Caught in the Crossfire: Taiwan's Role in the U.S.-China Trade and Tech War
- Roxbury Hill Consulting
- Apr 8
- 3 min read
Updated: May 8
As tensions rise between the United States and China over trade, technology, and influence in the Indo-Pacific, Taiwan is caught in a confrontation it didn't choose. But also can't avoid.

From Tariffs to Tech: The Escalation of U.S.-China Trade Tensions
President Trump initiated the U.S.-China trade war during his first presidential term in 2018 by imposing tariffs on Chinese goods under Section 301 of the Trade Act, citing unfair trade practices, including intellectual property theft and forced technology transfers. What began as a 25% tariff on $34 billion worth of Chinese imports quickly escalated, with multiple rounds of retaliatory tariffs from both sides.
China initially reacted by targeting American exports like soybeans, coal, and liquefied natural gas. As tensions grew, the dispute evolved beyond trade imbalances into a broader strategic rivalry, including critical industries like semiconductors and technology supply chains.
Pressure Increases on Taiwan
Both the U.S. and China view access to semiconductors as a top national security priority, and it's no surprise that Taiwan, which is home to the world's leading chipmaker, Taiwan Semiconductor Manufacturing Company (TSMC), has been drawn into their rivalry. While semiconductors were largely exempt from the Trump administration's tariffs, Taiwan still felt the U.S. pressure to localize chip production, as the Trump administration sought to coax companies like TSMC into building fabrication plants in the U.S., a strategy rooted in reshoring critical supply chains.

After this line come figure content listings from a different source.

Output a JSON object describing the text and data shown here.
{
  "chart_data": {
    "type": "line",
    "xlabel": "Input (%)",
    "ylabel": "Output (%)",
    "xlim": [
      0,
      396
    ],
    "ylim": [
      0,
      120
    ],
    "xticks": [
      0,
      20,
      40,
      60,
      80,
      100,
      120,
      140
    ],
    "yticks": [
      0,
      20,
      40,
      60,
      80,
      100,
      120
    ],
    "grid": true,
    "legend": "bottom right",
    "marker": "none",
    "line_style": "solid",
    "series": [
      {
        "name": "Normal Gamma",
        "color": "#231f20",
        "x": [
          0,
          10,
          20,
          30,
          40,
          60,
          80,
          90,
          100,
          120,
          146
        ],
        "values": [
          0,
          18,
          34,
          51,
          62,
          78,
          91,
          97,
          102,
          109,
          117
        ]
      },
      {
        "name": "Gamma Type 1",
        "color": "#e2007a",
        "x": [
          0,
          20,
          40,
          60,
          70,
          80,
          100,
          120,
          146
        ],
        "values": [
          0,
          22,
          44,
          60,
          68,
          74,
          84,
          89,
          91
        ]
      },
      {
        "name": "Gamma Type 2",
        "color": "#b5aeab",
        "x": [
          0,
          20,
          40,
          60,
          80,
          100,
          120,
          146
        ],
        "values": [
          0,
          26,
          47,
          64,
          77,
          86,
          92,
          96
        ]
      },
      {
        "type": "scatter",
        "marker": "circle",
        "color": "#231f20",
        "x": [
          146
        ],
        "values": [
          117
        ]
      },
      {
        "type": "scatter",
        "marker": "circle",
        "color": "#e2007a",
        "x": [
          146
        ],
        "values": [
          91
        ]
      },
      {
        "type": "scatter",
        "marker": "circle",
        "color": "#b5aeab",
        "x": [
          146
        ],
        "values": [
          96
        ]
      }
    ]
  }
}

China, by contrast, has attempted to circumvent U.S. restrictions by exploiting loopholes and rerouting chip imports through intermediary countries. Complicating matters further, most semiconductors produced in Taiwan don't ship directly to the U.S.; they often pass through other countries for testing or are embedded in final products elsewhere before reaching American markets.
Moving the Assembly Line
The Trump administration's efforts to onshore parts of Taiwanese chip production were politically risky, especially given the current geopolitical climate. Taiwan has long relied on the United States for security assurances, even as Washington continues to uphold a policy of strategic ambiguity regarding whether it would come to Taiwan's defense in the event of a Chinese invasion. Applying economic pressure around sensitive industries like semiconductors could be perceived by Taiwan (and global financial markets) as erratic and poorly timed, risking to undermine trust and potentially leading Taiwan to question the reliability of U.S. support.
Meanwhile, in the broader region, there are signs that China is stepping into perceived gaps in U.S. leadership. For instance, China, Japan, and South Korea recently held their first trilateral trade talks in five years—discussions that some analysts interpreted as an effort to hedge against U.S. protectionist policies. Meetings like these signal that even traditionally close U.S. partners may reevaluate their positions amid growing regional uncertainty.
Supply Chain Shifts
U.S. tech giant Apple has already diversified its supply chain, shifting parts of its iPhone production to India in a move to reduce dependency on Chinese manufacturing. Apple's key manufacturing partner Foxconn has similarly begun expanding its global manufacturing footprint. After years of operating primarily in China, Foxconn is opening new factories in Vietnam and India. However, this type of supply chain realignment is expensive, disruptive, and time-consuming. The shift of key manufacturing sectors to India is especially sensitive for China, considering the longstanding geopolitical tensions and border disputes between the two nations. Vietnam, too, presents a complex case due to its historical conflicts with both the U.S. and China.
Meanwhile, U.S. efforts to onshore manufacturing have so far yielded limited results. Nonetheless, the Trump administration has renewed its push to bring advanced manufacturing to American soil, with particular pressure on TSMC to build fabrication facilities in the U.S. Like any major industrial project, these initiatives require significant time and capital to materialize.
Taiwan is Asset and Leverage in the U.S.-China Rivalry
Dominating global chip manufacturing turned Taiwan into a valuable asset. And at the same time into a pressure point in the U.S.-China rivalry. As both powers engage in a political and economic stand-off, Taiwan's ability to navigate this sensitive geopolitical terrain will determine both its economic future and its security.